Meskipun memiliki kesamaan, keberadaan warga Rusia yang bersedia memahami budaya dan bahasa Indonesia belum cukup untuk mewujudkan pemahaman yang baik di antara satu sama lain. “Banyak orang di Indonesia yang masih menganggap Rusia itu komunis. Padahal Partai Komunis di sini hanya menguasai 11 persen suara di parlemen,” kata Dubes Wahid.

Dirjen Cecep berharap dialog antar agama dan media diharapkan menjadi pilar penting kontak antar warga untuk membangun pemahaman satu sama lain.
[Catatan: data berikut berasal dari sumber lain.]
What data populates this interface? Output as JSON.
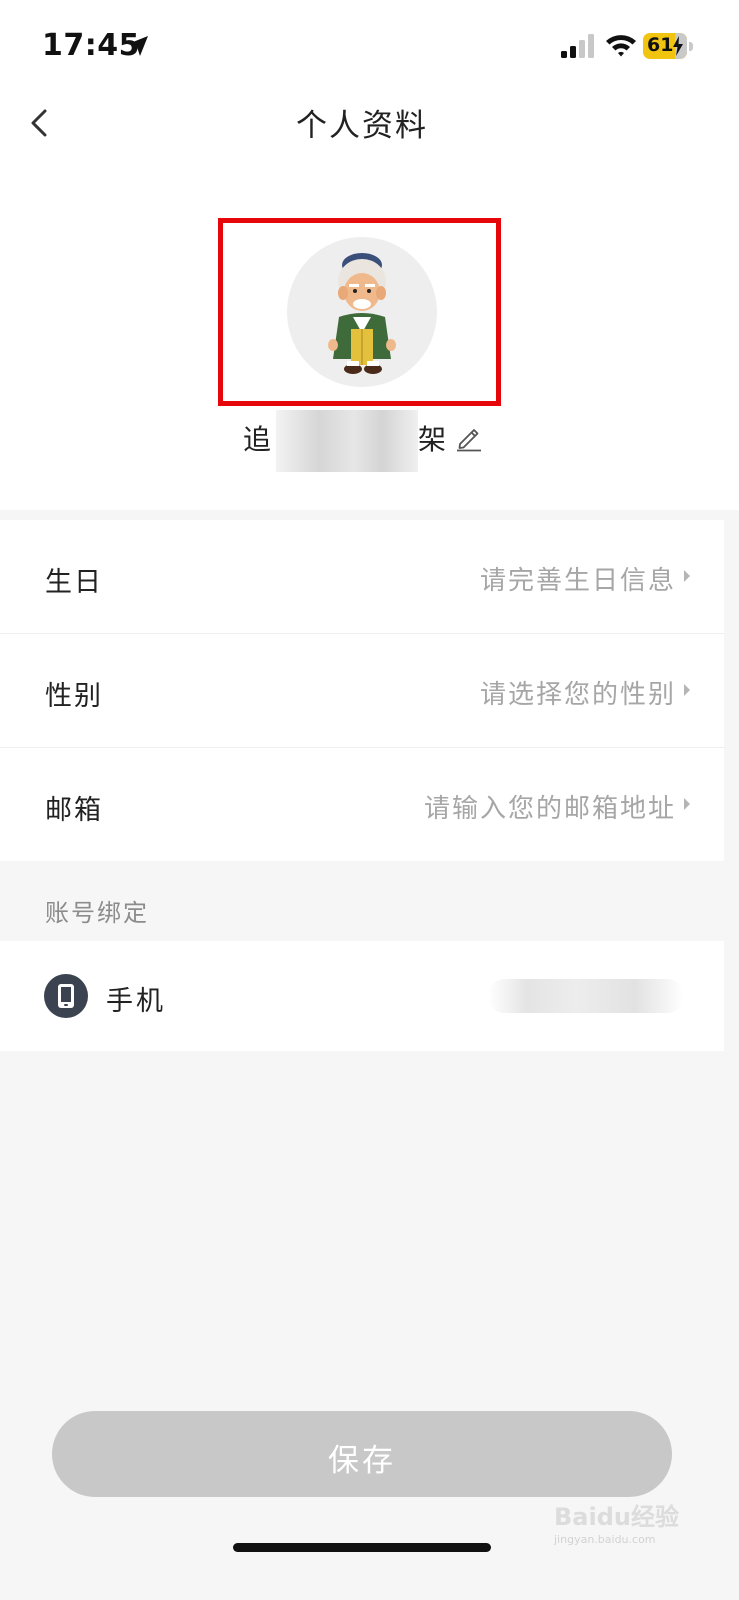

Maret lalu, Menteri Luar Negeri Retno L.P. Marsudi berkunjung ke Rusia dan bertemu dengan Menlu Rusia Sergey Lavrov. “Kedua negara menyadari ada kesamaan tantangan yang dihadapi untuk mengelola masyarakat yang majemuk dan beragam. Saat itu disepakati untuk foum dialog kedua, seperti yang diadakan sekarang,” kata Cecep.

Menurut Cecep, pemimpin antar agama dan media memiliki peran kunci dalam menumbuhkan perdamaian, toleransi dan harmoni sosial, seraya mempromosikan demokrasi dan hak asasi manusia. Dialog antar agama dan media yang kedua bertujuan untuk mencari solusi yang inovatif atas tantangan bersama.
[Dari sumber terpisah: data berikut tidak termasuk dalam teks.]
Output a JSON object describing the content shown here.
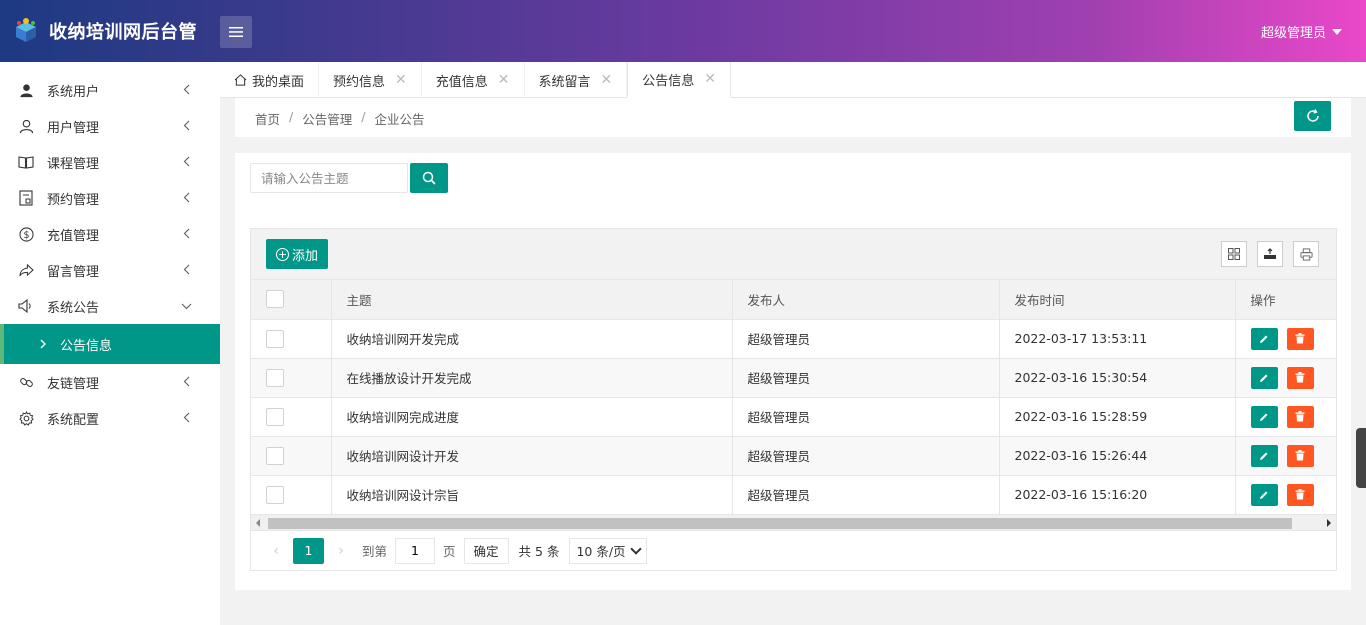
{
  "header": {
    "app_title": "收纳培训网后台管",
    "user_name": "超级管理员",
    "gradient_colors": [
      "#1d3a82",
      "#6a3aa0",
      "#ea48c8"
    ]
  },
  "sidebar": {
    "items": [
      {
        "label": "系统用户",
        "icon": "user-filled-icon"
      },
      {
        "label": "用户管理",
        "icon": "user-outline-icon"
      },
      {
        "label": "课程管理",
        "icon": "book-icon"
      },
      {
        "label": "预约管理",
        "icon": "calendar-icon"
      },
      {
        "label": "充值管理",
        "icon": "dollar-icon"
      },
      {
        "label": "留言管理",
        "icon": "share-arrow-icon"
      },
      {
        "label": "系统公告",
        "icon": "speaker-icon",
        "expanded": true
      },
      {
        "label": "友链管理",
        "icon": "link-icon"
      },
      {
        "label": "系统配置",
        "icon": "gear-icon"
      }
    ],
    "active_sub": "公告信息"
  },
  "tabs": [
    {
      "label": "我的桌面",
      "icon": "home-icon",
      "closable": false
    },
    {
      "label": "预约信息",
      "closable": true
    },
    {
      "label": "充值信息",
      "closable": true
    },
    {
      "label": "系统留言",
      "closable": true
    },
    {
      "label": "公告信息",
      "closable": true,
      "active": true
    }
  ],
  "breadcrumb": [
    "首页",
    "公告管理",
    "企业公告"
  ],
  "search": {
    "placeholder": "请输入公告主题",
    "value": ""
  },
  "toolbar": {
    "add_label": "添加"
  },
  "table": {
    "columns": [
      "主题",
      "发布人",
      "发布时间",
      "操作"
    ],
    "rows": [
      {
        "title": "收纳培训网开发完成",
        "publisher": "超级管理员",
        "time": "2022-03-17 13:53:11"
      },
      {
        "title": "在线播放设计开发完成",
        "publisher": "超级管理员",
        "time": "2022-03-16 15:30:54"
      },
      {
        "title": "收纳培训网完成进度",
        "publisher": "超级管理员",
        "time": "2022-03-16 15:28:59"
      },
      {
        "title": "收纳培训网设计开发",
        "publisher": "超级管理员",
        "time": "2022-03-16 15:26:44"
      },
      {
        "title": "收纳培训网设计宗旨",
        "publisher": "超级管理员",
        "time": "2022-03-16 15:16:20"
      }
    ]
  },
  "pager": {
    "current": "1",
    "goto_prefix": "到第",
    "goto_value": "1",
    "goto_suffix": "页",
    "confirm_label": "确定",
    "total": "共 5 条",
    "page_size": "10 条/页"
  },
  "colors": {
    "primary": "#009688",
    "danger": "#ff5722"
  }
}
Pada dialog pertama yang diadakan pada 1-2 Juni 2009, kedua negara sepakat bahwa dialog adalah cara paling penting dalam masyarakat yang majemuk dan damai. Media diharapkan peran aktifnya dalam membangun dan melestarikan kondisi hidup bersama secara damai.

Dalam dialog kali ini tema itu diperkaya dengan beragam bahasan. Mulai dari tren terkini dan tantangan mengelola kemajemukan, berbagi pengalaman antar kedua negara dalam promosi toleransi dan harmoni. Dibahas pula pendekatan lunak yang dilakukan Indonesia dalam program deradikalisasi teroris. Dalam sesi antar media dibahas peran media dalam membangun toleransi di masyarakat yang majemuk.

Sepuluh tahun ini dunia berubah cepat. Tantangan makin besar. Kedua negara hadapi masalah berkaitan dengan ekstrimisme, terorisme dan radikalisme,” ujar Cecep.